Semperoper
Elektra
– Elena Pankratova
Chrysothemis
– Manuela Uhl
Klytämnestra
– Jane Henschel
Orest
– Markus Marquardt
Aegisth – Jürgen Müller
First
Maid – Constance Heller
Second
Maid – Stephanie Atanasov
Third
Maid – Christa Mayer
Fourth
Maid – Roxana Incontrera
Fifth
Maid – Nadja Mchantaf
Overseer
– Sabine Brohm
Young
Servant – Simeon Esper
Old
Servant – Tilmann Rönnebeck
Orest’s tutor – Matthias Henneberg
Confidante – Andrea Ihle
Trainbearer – Christiane Hossfeld
Barbara Frey (director)
Muriel Gerstner (set designs)
Bettina Walter (costumes)
Gérard Cleven (lighting)
Micaela von Marcard (dramaturgy)
Almost anything would have been an
anti-climax following the Semperoper’s Rosenkavalier
the previous day, but, odious comparisons aside, there was still something
disappointing to the experience of so routine an Elektra as my final instalment of Strauss Year.
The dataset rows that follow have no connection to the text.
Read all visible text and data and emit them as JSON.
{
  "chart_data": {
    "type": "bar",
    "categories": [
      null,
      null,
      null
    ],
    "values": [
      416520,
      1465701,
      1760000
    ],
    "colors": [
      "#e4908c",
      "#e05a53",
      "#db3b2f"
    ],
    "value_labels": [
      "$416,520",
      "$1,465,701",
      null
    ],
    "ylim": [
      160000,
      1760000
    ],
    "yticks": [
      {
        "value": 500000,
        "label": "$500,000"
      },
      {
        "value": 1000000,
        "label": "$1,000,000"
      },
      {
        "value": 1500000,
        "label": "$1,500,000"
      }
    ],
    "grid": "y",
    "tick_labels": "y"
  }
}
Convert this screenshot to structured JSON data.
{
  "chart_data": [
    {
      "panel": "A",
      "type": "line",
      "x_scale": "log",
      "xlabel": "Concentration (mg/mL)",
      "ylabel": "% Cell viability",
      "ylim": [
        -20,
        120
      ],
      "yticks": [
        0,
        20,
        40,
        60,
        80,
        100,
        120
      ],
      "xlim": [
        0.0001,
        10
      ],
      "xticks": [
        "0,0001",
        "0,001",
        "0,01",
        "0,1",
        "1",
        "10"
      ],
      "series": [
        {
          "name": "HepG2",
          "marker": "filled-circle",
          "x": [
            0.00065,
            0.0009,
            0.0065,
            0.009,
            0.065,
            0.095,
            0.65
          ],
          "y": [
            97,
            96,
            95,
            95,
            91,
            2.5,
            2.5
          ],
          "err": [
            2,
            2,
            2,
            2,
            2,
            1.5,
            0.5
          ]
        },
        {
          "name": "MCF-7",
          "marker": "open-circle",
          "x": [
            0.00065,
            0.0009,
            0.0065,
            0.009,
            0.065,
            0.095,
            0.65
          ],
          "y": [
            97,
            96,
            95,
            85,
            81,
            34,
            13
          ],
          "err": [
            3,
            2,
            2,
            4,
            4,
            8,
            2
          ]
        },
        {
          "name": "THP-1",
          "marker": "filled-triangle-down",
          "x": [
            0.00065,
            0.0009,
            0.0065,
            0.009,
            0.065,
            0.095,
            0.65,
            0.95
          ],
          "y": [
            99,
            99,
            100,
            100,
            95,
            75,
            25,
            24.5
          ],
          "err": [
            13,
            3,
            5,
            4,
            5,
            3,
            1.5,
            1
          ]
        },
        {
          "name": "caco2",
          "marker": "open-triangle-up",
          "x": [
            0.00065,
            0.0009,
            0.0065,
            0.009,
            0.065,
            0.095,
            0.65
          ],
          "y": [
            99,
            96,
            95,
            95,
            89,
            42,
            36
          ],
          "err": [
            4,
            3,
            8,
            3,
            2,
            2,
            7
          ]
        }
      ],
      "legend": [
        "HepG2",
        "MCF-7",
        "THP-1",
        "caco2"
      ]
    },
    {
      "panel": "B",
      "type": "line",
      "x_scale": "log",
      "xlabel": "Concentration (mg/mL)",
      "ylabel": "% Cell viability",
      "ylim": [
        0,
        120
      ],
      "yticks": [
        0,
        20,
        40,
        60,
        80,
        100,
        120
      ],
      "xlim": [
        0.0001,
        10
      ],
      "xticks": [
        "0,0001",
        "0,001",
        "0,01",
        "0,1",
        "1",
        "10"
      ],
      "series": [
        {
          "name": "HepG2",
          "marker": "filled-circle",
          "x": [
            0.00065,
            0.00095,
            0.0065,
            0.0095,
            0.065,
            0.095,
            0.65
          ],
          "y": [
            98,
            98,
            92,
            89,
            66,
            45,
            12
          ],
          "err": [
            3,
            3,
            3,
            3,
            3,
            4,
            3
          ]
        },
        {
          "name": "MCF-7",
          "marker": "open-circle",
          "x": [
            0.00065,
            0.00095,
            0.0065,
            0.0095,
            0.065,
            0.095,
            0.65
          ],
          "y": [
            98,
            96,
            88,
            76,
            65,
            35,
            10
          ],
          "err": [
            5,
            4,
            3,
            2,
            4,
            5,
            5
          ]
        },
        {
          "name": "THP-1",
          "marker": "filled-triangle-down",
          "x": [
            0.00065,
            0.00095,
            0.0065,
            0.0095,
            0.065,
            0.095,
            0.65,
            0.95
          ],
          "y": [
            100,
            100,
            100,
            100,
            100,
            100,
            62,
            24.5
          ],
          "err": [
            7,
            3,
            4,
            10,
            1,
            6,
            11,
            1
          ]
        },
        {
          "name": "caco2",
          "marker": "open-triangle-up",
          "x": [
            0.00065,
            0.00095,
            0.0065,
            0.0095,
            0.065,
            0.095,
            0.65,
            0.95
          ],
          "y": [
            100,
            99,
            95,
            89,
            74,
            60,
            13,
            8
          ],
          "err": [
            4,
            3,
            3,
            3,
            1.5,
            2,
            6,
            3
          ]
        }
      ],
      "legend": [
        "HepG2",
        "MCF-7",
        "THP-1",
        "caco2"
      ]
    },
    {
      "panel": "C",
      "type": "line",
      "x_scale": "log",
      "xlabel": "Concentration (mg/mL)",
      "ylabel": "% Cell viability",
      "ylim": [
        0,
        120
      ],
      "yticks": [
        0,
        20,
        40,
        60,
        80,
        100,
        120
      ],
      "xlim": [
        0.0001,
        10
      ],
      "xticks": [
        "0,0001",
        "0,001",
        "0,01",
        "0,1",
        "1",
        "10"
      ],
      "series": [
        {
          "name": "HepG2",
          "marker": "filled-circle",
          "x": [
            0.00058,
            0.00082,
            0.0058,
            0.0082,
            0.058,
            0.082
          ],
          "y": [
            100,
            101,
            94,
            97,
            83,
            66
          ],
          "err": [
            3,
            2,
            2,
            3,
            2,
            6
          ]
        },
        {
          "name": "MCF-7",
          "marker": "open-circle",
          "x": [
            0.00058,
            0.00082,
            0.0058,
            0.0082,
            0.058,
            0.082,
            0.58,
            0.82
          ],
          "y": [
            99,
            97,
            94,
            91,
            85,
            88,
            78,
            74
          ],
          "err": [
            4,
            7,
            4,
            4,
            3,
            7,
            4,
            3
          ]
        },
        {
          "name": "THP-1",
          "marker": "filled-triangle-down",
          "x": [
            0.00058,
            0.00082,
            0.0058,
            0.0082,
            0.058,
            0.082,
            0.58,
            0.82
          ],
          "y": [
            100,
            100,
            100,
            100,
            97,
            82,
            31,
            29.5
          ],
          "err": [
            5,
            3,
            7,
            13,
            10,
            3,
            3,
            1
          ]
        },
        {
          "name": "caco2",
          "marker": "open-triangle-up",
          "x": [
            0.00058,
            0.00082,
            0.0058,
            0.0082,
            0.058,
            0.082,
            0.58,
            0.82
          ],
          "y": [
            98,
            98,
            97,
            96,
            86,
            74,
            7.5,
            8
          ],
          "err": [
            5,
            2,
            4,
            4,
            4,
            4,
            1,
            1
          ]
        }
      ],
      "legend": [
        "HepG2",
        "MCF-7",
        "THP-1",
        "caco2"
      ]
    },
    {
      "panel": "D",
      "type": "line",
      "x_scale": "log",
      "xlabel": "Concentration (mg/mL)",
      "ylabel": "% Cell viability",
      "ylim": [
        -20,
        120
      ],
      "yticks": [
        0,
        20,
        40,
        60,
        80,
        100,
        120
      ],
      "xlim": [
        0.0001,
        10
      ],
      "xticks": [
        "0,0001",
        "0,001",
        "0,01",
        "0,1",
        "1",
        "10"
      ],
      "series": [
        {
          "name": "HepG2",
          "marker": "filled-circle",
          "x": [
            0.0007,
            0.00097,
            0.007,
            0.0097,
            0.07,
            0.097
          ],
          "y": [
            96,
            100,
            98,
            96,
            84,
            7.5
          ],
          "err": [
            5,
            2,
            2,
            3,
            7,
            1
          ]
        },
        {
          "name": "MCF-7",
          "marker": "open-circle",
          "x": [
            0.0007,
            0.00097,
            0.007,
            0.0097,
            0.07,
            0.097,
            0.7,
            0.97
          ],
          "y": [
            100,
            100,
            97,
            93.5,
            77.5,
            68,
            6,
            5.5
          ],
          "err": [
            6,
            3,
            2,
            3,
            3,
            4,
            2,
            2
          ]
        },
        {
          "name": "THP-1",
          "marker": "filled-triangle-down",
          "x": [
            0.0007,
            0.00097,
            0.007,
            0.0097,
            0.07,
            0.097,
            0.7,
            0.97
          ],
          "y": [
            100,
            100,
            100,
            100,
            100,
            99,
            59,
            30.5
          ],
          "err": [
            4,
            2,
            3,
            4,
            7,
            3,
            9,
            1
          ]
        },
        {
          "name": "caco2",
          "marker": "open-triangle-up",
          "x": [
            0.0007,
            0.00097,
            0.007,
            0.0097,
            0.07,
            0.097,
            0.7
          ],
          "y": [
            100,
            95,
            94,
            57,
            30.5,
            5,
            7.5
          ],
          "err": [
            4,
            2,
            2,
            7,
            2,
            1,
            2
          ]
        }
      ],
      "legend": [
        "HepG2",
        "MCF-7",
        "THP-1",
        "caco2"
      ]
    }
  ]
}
Barbara Frey’s production
was new earlier this year, but frankly it already looked far more old and tired
than Uwe Eric Laufenberg’s staging of the next Strauss-Hofmannsthal
collaboration, which had first been seen in 2000. There really did not seem to
be very much to it at all. Few set designs for Elektra have in my experience looked radically different. Here
there is less granite, whether literal or figurative, than often, but the
action still unfolds in what appears to be a royal palace and household that
have seen better days. An inscription referring to royal justice hangs
pregnantly, ironically, over proceedings, but alas little of what we see lives
up to our anticipations. Perhaps there was simply not enough rehearsal for a
repertory performance; there was definitely a sense of the performers being
left to fend for themselves. Odd touches, such as child actors appearing on
stage during the Recognition Scene, so as to remind us that Elektra and Orest
last saw each other when children, really add nothing. One would have to have
been taking very little notice at all not to have grasped that dramatic point
already.
Lothar Koenigs was apparently ill, and
had been replaced by the veteran replacement-conductor, Peter Schneider. Again,
there was a strong sense of lack of rehearsal. Schneider’s vague, listless
direction of the score suggested a run-through rather than a performance in any
emphatic sense. The Staatskapelle Dresden could doubtless not put on a bad
performance of Strauss if it tried, but by its standards, it was hardly on
form. There was a distinct lack of focus, too much of Pierre Monteux’s ‘indifference
of mezzo forte’; again, the contrast with the Rosenkavalier was glaring. When the full
force of the orchestra seemed finally to be unleashed, at the very close, it
seemed too little, too late.
Elena Pankratova was the best reason to
have heard this performance. She probably needed more help in terms of stage
direction, but her vocal performance was generally strong, speaking of a strong
musico-dramatic commitment throughout. This was indeed a musical performance,
not a house of horrors exhibition of screaming. Manuela Uhl’s Chrysothemis offered gleaming sound,
though her intonation wavered a little too often. Jane Henschel is a fantastic
singing-actress, but here she erred too much for me on the side of caricature.
Again, perhaps stronger direction, both stage and musical, would surely have
helped create something more. Markus
Marquardt proved a sadly wooden Orest, but Jürgen Müller
offered an uncommonly well-sung Aegisth. Not a vintage evening, then, not even
close; but I should forgive almost anything for that Rosenkavalier.